Venezuelans protest opposition TV channel closure
By Christian Oliver
CARACAS (Reuters) - Tens of thousands of protesters on Saturday denounced President Hugo Chavez's plans to close an opposition television channel, accusing their leader of maiming Venezuelan democracy as he forges a socialist state.
Chavez says RCTV, the country's oldest private broadcaster, supported a bungled coup against him in 2002. He has had a long-running battle with opposition television stations, calling them "horsemen of the apocalypse."
"Let us defend democracy, let us defend freedom, let us defend free independent media such as RCTV," RCTV's managing director, Marcel Garnier, told demonstrators in Caracas.

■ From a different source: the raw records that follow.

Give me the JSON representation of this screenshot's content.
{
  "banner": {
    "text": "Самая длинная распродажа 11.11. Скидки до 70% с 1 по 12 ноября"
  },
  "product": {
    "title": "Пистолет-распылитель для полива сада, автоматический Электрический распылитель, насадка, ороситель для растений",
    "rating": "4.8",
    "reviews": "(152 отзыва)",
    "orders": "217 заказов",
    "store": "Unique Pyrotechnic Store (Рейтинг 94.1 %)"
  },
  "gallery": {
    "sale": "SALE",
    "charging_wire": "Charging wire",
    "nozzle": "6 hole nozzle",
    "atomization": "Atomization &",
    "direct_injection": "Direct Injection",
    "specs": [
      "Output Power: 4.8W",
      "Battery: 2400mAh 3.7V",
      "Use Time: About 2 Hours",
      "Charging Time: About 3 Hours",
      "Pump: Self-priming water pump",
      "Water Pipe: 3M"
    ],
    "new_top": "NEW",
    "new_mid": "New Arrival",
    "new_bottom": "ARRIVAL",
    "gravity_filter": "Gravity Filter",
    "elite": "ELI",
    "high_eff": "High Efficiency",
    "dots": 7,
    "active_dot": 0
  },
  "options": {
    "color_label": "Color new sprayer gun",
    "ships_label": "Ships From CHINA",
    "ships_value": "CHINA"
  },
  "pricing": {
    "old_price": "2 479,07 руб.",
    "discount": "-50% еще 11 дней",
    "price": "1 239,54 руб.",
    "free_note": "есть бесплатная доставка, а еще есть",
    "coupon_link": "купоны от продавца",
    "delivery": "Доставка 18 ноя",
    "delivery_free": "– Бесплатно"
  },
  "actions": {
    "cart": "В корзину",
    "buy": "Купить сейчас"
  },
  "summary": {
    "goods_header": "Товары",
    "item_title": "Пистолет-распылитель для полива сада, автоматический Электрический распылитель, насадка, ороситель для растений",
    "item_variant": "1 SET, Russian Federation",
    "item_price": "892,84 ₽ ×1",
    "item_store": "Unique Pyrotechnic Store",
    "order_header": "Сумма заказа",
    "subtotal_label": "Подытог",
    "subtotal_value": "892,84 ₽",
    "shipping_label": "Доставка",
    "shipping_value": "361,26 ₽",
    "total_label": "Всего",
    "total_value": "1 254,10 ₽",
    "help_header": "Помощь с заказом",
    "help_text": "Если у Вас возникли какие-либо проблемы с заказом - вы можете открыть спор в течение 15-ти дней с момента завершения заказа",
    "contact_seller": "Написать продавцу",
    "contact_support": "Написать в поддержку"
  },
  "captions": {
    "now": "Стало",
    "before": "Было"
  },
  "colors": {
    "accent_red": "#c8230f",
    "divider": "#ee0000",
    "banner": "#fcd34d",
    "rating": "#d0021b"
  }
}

"Or we will allow the president to topple the country over the precipice of totalitarianism where not even his own supporters can express their opinions," he said as the crowd waved flags, applauded and blew whistles.
Chavez has vowed not to renew RCTV's broadcast license when it expires on May 27. It will be replaced by a state channel showing programs that promote the values of Chavez's self-styled leftist revolution. He accuses RCTV's saucy soap operas of spreading immorality.
Analysts have identified a critical media as one of the principal safeguards against the president building a Cuban-style state in the OPEC nation.
Chavez, re-elected by a landslide last year, still enjoys support of about 60 percent of the public on the back of massive social spending. But a leading pollster has also found a majority of Venezuelans oppose the closure of RCTV.